# Help! new build MSI H170 Pro VDH i7 6700K ez debug CPU red no boot no display no beep



## ichayan (Oct 11, 2012)

I am trying to build a new PC after 20 years. After putting components together and when i press power, the ez debug CPU led is red, no beeps, no display, the system power led doesn't turn on. The CPU fan and System fan runs. I purchased this to test it further as i couldn't find a speaker on the case or mother board. Please help.

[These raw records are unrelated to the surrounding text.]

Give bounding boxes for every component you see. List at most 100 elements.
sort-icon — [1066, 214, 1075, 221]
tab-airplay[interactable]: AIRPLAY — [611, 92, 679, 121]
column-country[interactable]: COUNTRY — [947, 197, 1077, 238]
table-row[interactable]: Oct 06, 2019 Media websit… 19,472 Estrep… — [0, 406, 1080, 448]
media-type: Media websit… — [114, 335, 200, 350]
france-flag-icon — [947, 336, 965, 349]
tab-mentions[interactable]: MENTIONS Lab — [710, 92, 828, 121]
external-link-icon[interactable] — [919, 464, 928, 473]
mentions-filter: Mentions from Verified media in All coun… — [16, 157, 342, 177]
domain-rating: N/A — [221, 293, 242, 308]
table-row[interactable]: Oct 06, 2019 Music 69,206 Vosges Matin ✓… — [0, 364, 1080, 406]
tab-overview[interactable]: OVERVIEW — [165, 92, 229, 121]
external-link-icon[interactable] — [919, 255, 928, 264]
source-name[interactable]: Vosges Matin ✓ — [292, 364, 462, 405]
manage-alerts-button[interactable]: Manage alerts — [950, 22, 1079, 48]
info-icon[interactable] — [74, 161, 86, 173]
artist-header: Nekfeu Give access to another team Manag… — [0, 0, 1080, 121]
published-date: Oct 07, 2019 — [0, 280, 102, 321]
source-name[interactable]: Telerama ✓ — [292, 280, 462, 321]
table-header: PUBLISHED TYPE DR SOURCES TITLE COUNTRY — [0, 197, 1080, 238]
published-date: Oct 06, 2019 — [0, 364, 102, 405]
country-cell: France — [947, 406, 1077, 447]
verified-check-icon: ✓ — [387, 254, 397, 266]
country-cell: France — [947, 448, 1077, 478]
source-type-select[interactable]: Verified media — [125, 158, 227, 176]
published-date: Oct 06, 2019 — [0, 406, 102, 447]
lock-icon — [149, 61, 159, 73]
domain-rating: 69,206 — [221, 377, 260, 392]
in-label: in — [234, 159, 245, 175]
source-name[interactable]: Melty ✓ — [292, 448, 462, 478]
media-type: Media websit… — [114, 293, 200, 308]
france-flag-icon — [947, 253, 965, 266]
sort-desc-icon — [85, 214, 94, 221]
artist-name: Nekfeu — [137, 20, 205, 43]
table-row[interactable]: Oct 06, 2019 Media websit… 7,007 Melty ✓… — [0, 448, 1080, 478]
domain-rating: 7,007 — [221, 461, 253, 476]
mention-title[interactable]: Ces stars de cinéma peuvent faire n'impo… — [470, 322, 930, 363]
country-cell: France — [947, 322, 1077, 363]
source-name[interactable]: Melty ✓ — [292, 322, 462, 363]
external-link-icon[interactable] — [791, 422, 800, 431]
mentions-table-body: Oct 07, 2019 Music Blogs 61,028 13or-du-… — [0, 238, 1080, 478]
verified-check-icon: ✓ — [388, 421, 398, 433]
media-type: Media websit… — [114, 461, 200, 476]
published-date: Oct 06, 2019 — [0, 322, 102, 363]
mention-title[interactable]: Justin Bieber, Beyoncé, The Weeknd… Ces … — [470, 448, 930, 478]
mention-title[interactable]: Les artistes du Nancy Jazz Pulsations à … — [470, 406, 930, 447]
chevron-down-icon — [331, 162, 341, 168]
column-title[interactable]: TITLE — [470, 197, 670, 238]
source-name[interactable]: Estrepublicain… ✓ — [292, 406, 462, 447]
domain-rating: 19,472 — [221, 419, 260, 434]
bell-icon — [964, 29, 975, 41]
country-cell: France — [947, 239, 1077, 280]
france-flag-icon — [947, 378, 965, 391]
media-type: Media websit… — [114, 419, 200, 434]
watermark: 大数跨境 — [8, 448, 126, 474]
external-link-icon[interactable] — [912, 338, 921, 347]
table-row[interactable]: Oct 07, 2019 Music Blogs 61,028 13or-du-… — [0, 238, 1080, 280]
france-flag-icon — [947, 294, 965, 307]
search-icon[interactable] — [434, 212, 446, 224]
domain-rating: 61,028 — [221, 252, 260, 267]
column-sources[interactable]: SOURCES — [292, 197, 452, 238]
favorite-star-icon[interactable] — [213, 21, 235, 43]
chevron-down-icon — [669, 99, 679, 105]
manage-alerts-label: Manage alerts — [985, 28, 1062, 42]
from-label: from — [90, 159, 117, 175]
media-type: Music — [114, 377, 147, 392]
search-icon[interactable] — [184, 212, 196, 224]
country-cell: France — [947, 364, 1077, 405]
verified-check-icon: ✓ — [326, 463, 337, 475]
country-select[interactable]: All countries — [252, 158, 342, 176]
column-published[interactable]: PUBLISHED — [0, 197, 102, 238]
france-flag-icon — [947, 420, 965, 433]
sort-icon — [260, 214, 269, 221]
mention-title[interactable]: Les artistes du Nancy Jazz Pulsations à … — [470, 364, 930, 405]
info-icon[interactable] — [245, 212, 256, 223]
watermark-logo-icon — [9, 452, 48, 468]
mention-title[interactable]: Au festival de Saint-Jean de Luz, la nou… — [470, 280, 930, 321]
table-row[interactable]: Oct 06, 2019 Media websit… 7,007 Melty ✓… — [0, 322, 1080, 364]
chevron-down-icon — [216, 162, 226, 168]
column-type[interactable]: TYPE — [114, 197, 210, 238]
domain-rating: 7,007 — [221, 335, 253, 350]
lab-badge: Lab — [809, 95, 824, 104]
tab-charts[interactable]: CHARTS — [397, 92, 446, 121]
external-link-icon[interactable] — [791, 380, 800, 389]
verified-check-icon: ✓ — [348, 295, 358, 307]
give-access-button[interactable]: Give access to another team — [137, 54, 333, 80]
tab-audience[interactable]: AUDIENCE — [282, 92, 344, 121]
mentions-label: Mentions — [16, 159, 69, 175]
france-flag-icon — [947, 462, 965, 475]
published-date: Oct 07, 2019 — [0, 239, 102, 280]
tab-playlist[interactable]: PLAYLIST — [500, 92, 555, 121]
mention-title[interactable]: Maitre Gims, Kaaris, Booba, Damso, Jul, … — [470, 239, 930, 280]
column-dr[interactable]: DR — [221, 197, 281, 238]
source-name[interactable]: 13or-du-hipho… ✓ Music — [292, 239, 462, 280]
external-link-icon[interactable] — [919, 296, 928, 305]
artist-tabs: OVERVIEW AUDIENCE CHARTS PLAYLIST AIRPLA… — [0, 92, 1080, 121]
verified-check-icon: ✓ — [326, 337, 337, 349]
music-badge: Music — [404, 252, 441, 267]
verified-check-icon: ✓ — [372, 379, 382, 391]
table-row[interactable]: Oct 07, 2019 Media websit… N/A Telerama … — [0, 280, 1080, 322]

Motherboard Testing Switch Set | Maplin

I purchased parts from different places. The components are

1. intel i7 6700K 4GHZ



2. MSI H170 Pro VDH

3. HyperX Fury Black Series 16 GB (2 x 8 GB) 2133 MHz DDR4 CL14 UDIMM Memory Kit (Skylake Compatible) Total 32 GB

4. CiT Active 85 550W 80+ Bronze ATX Power Supply

5. Fan Intel E97378 -001

I have tried putting RAM in all possible combinations. One module in every slots for all 4 modules etc. i have tried a 250w working power supply and the results were the same. I have also tried reseating the CPU. Please help. Thanks in advance.


----------



## Masterchiefxx17 (Feb 27, 2010)

Hi and Welcome to TSF!

Try performing a bench test using this guide:

http://www.techsupportforum.com/for...ld-and-troubleshoot-your-computer-918754.html


----------



## ichayan (Oct 11, 2012)

Masterchiefxx17 said:


> Hi and Welcome to TSF!
> 
> Try performing a bench test using this guide:
> 
> http://www.techsupportforum.com/for...ld-and-troubleshoot-your-computer-918754.html


These are checked over and again


----------



## DBCooper (Jun 11, 2010)

Hi there,

Try using the bare essentials method. Disconnect every computer component from the computer case and only re-seat the Power Supply, Motherboard, CPU, one stick of RAM, and the Video Card. Turn on your computer and see if it will at least post.

Hope this help you out.


----------



## ichayan (Oct 11, 2012)

Hi
tried that already many times. i have no video card, i connect to vga on the board. I would expect the motherboard too beep, why the power led is not coming up on the board. Is the board at fault or the CPU?


----------



## DBCooper (Jun 11, 2010)

Hi there,

Do yo have spare computer parts to test on your computer?


----------



## ichayan (Oct 11, 2012)

only thing i can and have tested is the power supply. I don't have access to a skylake or ddr4 board


----------